Silva, C.M.* - IDMEC, Instituto Superior Técnico, Portugal
Baudoin, J. M. - Instituto Superior Técnico, Portugal
Farias, T.L. - IDMEC, Instituto Superior Técnico, Portugal

Abstract

Keywords: life cycle, plug-in vehicles, hybrids, fuel cell, simulation

The main objective is to compare energy use and CO2 emissions due to the full life cycle of different vehicle technologies:

  • internal combustion engine vehicles (both gasoline and diesel fuels);
  • hybrid electric vehicles (gasoline full configuration);
  • fuel cell vehicles (hydrogen from electrolysis or steam reformer);
  • plug-in vehicles (gasoline fuel),
  • pure electric vehicles.

The life cycle includes the material cycle (material extraction, parts manufacturing, assembling, and recycling), the fuel cycle (raw fuel extraction, refining, and pump transportation), and the use cycle (affected by the driving, route topography and powertrain technology). A comparison has also been made between standard (steel) and lightweights (aluminum) materials, between three degrees of recycling (standard, none, and high), and between two types of electricity production (United States and Europe).

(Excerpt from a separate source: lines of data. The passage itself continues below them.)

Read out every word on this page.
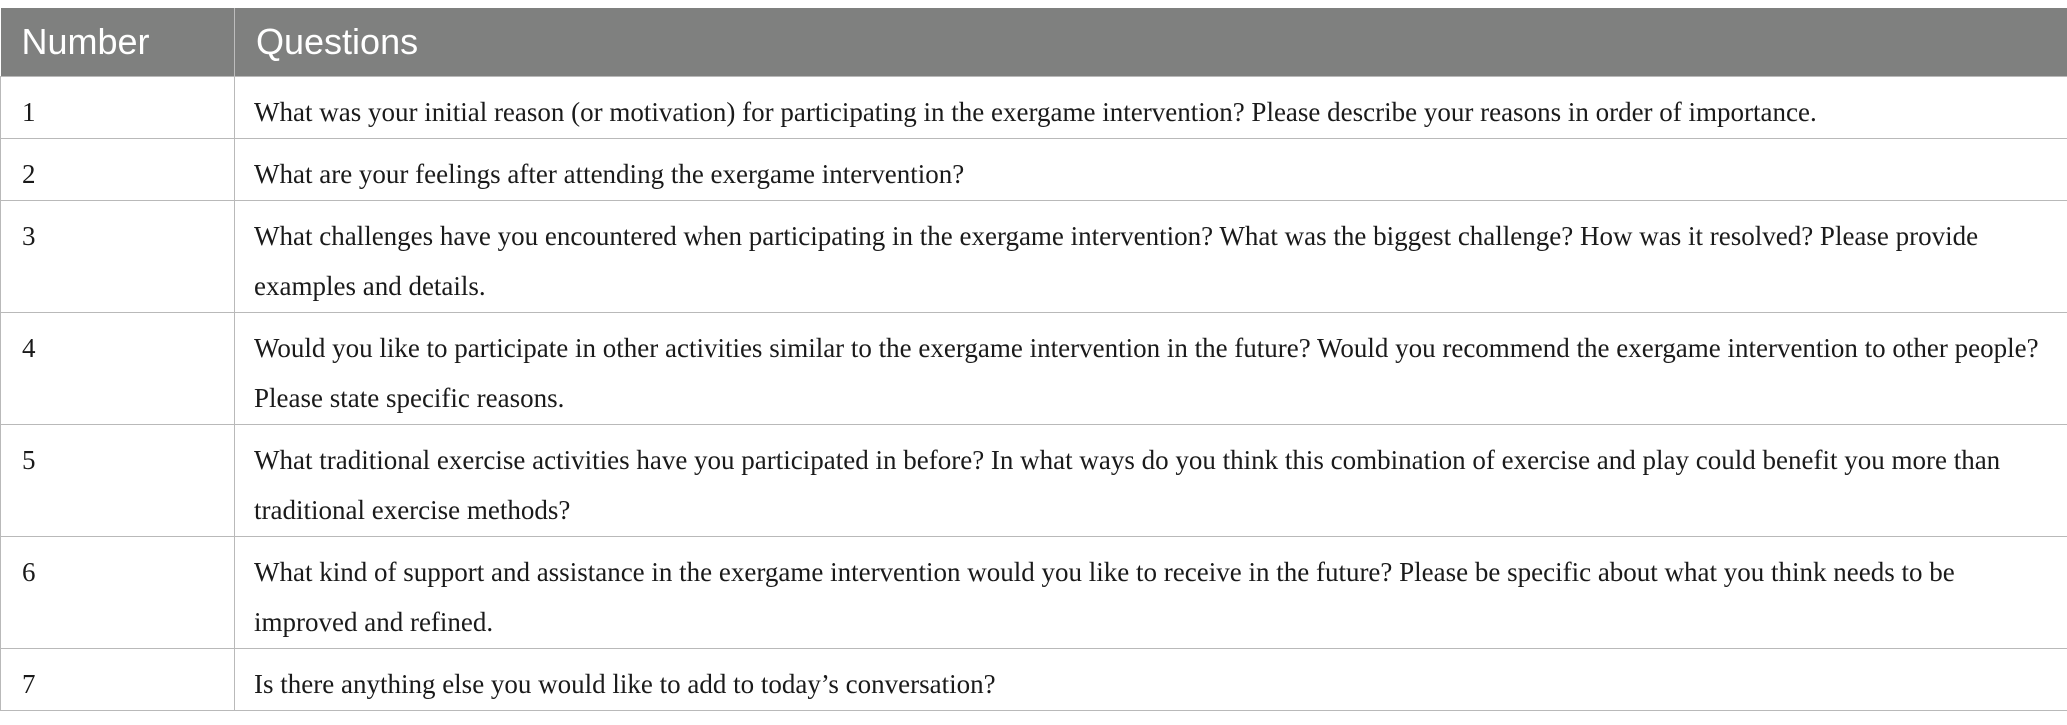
Number	Questions
1	What was your initial reason (or motivation) for participating in the exergame intervention? Please describe your reasons in order of importance.
2	What are your feelings after attending the exergame intervention?
3	What challenges have you encountered when participating in the exergame intervention? What was the biggest challenge? How was it resolved? Please provide examples and details.
4	Would you like to participate in other activities similar to the exergame intervention in the future? Would you recommend the exergame intervention to other people? Please state specific reasons.
5	What traditional exercise activities have you participated in before? In what ways do you think this combination of exercise and play could benefit you more than traditional exercise methods?
6	What kind of support and assistance in the exergame intervention would you like to receive in the future? Please be specific about what you think needs to be improved and refined.
7	Is there anything else you would like to add to today’s conversation?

It is seen that the material cycle represents only a small share (around 10% to 15%) of the energy required by the vehicle's full life cycle. The most penalizing item on the material cycle is the battery component for the electric based vehicles. Full hybrid configuration has the lower full life cycle energy consumption. Plug-in vehicles are 20% more energy efficient and emit 30% less CO2 than conventional gasoline vehicles. In term of cost of utilization plug-ins are 2-3 times cheaper however have a production cost of more than EUR 2500, due essentially to the battery, so, depending on political incentives, can have eventually smaller penalty cost at the acquisition stage. The less emitting CO2 life cycle belongs to the electric vehicle, due to the high efficiency of its powertrain. Fuel cell hydrogen based vehicles are only competitive with other technologies if hydrogen is produced by a fuel reformer instead of electrolysis. Renewable or nuclear instead of coal based electric grid could invert this conclusion and even increase the interest in pure electric vehicles.